Ride-hailing company is attempting to prove it can be profitable as it gears up to go public next year
Uber narrows loss but is a long way from finding profit
Uber said on Wednesday that it narrowed its quarterly losses from a year earlier, although the ride-hailing company is still a long way from proving it can be profitable as it gears up to go public in 2019.
Under the leadership of Dara Khosrowshahi, who became chief executive in September, Uber has juggled investing in new markets while retreating from others where it was losing millions of dollars. It is building services such as food delivery and freight hauling as it seeks new revenue, and possibly a path to profitability, outside its core business.
Uber’s net loss narrowed to US$891 million (Dh3.27 billion) in its second quarter ending June 30, from $1.1bn a year earlier. Its adjusted loss before interest, taxes, depreciation and amortisation was $614m, down from $773m a year earlier.
Net revenue rose faster than gross bookings in the second quarter from the prior period as the company dialled back on promotional subsidies of rides.
But its growth faces risks from decisions such as that by New York this month to cap licences for ride-hailing services for one year. Uber has also had to grapple with corporate scandals, and has lingering and costly legal battles, including over its classification of drivers as independent contractors, and federal probes to resolve.
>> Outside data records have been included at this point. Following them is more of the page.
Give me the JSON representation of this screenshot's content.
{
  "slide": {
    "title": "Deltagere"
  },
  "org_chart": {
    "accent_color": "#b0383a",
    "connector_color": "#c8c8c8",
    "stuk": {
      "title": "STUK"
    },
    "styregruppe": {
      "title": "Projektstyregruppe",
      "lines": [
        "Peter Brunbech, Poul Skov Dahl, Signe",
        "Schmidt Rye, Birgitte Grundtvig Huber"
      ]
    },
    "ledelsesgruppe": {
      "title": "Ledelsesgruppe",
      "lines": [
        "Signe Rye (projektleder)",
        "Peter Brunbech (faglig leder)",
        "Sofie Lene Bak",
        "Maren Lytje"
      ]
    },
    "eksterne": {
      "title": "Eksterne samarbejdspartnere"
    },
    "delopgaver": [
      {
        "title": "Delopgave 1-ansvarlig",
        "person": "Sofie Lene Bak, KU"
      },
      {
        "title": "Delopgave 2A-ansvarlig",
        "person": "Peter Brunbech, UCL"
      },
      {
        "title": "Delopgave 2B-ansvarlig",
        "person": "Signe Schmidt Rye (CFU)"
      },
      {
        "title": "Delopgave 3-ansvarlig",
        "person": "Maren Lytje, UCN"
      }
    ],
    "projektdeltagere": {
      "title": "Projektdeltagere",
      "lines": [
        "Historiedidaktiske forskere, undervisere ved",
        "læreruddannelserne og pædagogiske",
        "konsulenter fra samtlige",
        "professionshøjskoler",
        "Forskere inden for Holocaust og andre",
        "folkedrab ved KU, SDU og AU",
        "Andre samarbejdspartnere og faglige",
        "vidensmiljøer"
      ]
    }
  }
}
“I remain unimpressed,” said Brent Goldfarb, associate professor of management and entrepreneurship at the University of Maryland. Improving losses by cutting “the lowest hanging fruit doesn’t mean the underlying model is profitable”.
The company’s most recent valuation was pegged earlier this year at $72bn. But that was based on Uber becoming the global winner in ride-hailing and logistics, a vision it has retrenched from, and public investors may see a smaller company worth less.
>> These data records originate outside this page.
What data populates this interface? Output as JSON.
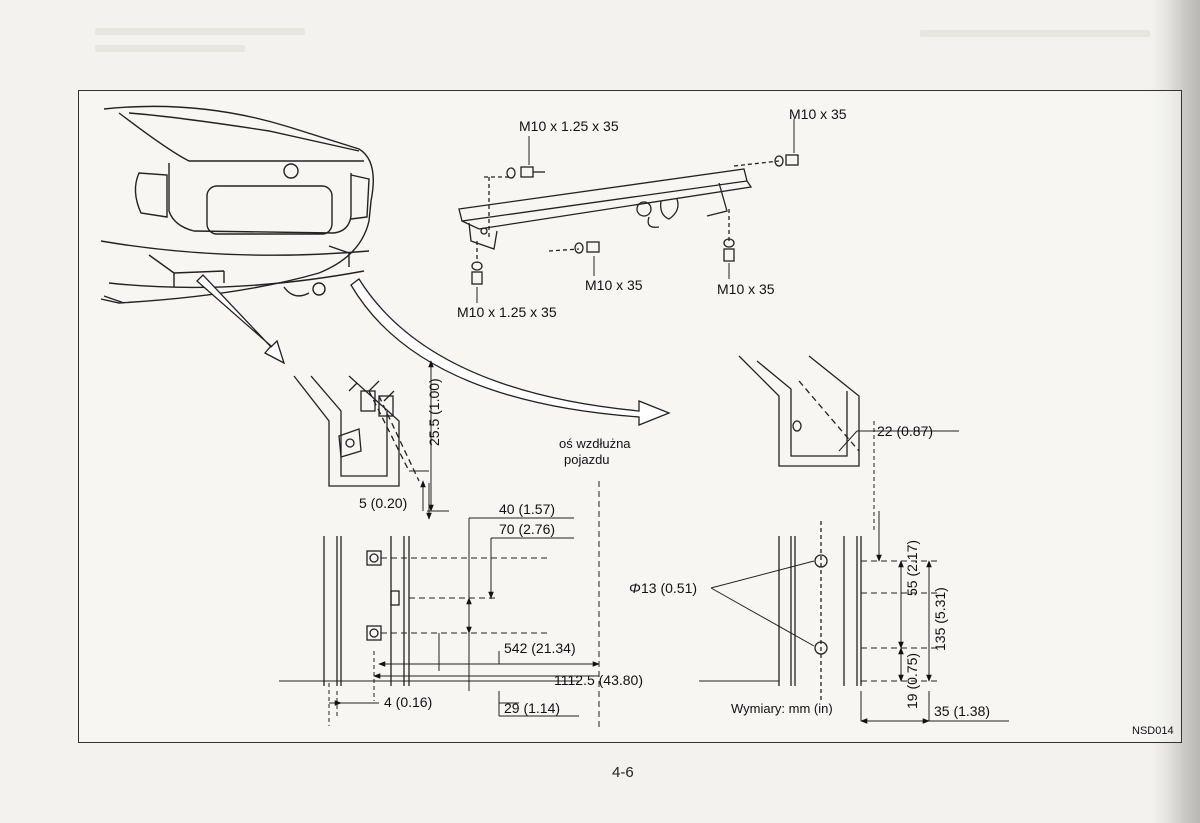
{
  "page_number": "4-6",
  "figure_code": "NSD014",
  "legend": "Wymiary: mm (in)",
  "axis_label": [
    "oś wzdłużna",
    "pojazdu"
  ],
  "bolts": {
    "top_left": "M10 x 1.25 x 35",
    "top_right": "M10 x 35",
    "mid_left": "M10 x 35",
    "mid_right": "M10 x 35",
    "bottom_left": "M10 x 1.25 x 35"
  },
  "dimensions": {
    "height_left": "25.5 (1.00)",
    "offset_left": "5 (0.20)",
    "d40": "40 (1.57)",
    "d70": "70 (2.76)",
    "hole": "13 (0.51)",
    "d542": "542 (21.34)",
    "d1112": "1112.5 (43.80)",
    "d4": "4 (0.16)",
    "d29": "29 (1.14)",
    "d22": "22 (0.87)",
    "d55": "55 (2.17)",
    "d135": "135 (5.31)",
    "d19": "19 (0.75)",
    "d35": "35 (1.38)"
  },
  "symbols": {
    "diameter": "Φ"
  }
}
Uber can expect a valuation haircut in an IPO if it does not show more progress towards becoming profitable, said David Brophy, professor of finance at the University of Michigan.
Adjusted losses in the first quarter were $312m, excluding gains from Uber selling some overseas businesses to local competitors. The sale of its Russia and South East Asia operations resulted in a one-time $2.5bn gain in the first quarter and lowered second-quarter costs.
Under pressure from its board, Uber has endeavoured to find more savings after years of a growth-at-all-cost mentality under prior chief executive Travis Kalanick, enabled by billions of dollars in private investment.
The company had $12bn in quarterly gross bookings, which includes rides and Uber Eats, up 6 per cent from the previous quarter and about 40 per cent from a year before.
Net revenue, which strips out what is paid to drivers as well as promotions and refunds, was $2.8bn, up 8 per cent over the first quarter and more than 60 per cent from last year.
“We had another great quarter, continuing to grow at an impressive rate for a business of our scale,” Mr Khosrowshahi said in a statement.
Uber is a private company and not required to publicly disclose its finances, but recently boosted transparency by starting to release selected figures as it eyes an initial public offering.
Faced with criticism about flooding cities with cars, Uber is spending on bike and scooter rentals, including its acquisition of Jump electric bikes in April.
While Uber has retreated from China, South East Asia and Russia, it says it is sticking with India and the Middle East, tough markets with strong local competitors.
“We are cementing our leadership position,” in India and the Middle East, Mr Khosrowshahi said.
Several Uber investors have told Reuters they want Uber to also leave these costly markets and focus on North America, where US-based Lyft continues to pose a threat, and pull back on ancillary businesses such as Uber Freight.
Uber has $7.3bn in cash on hand, up $1bn from the end of the first quarter. The company listed an inflow of $1.5bn from term loan issuance, net of costs.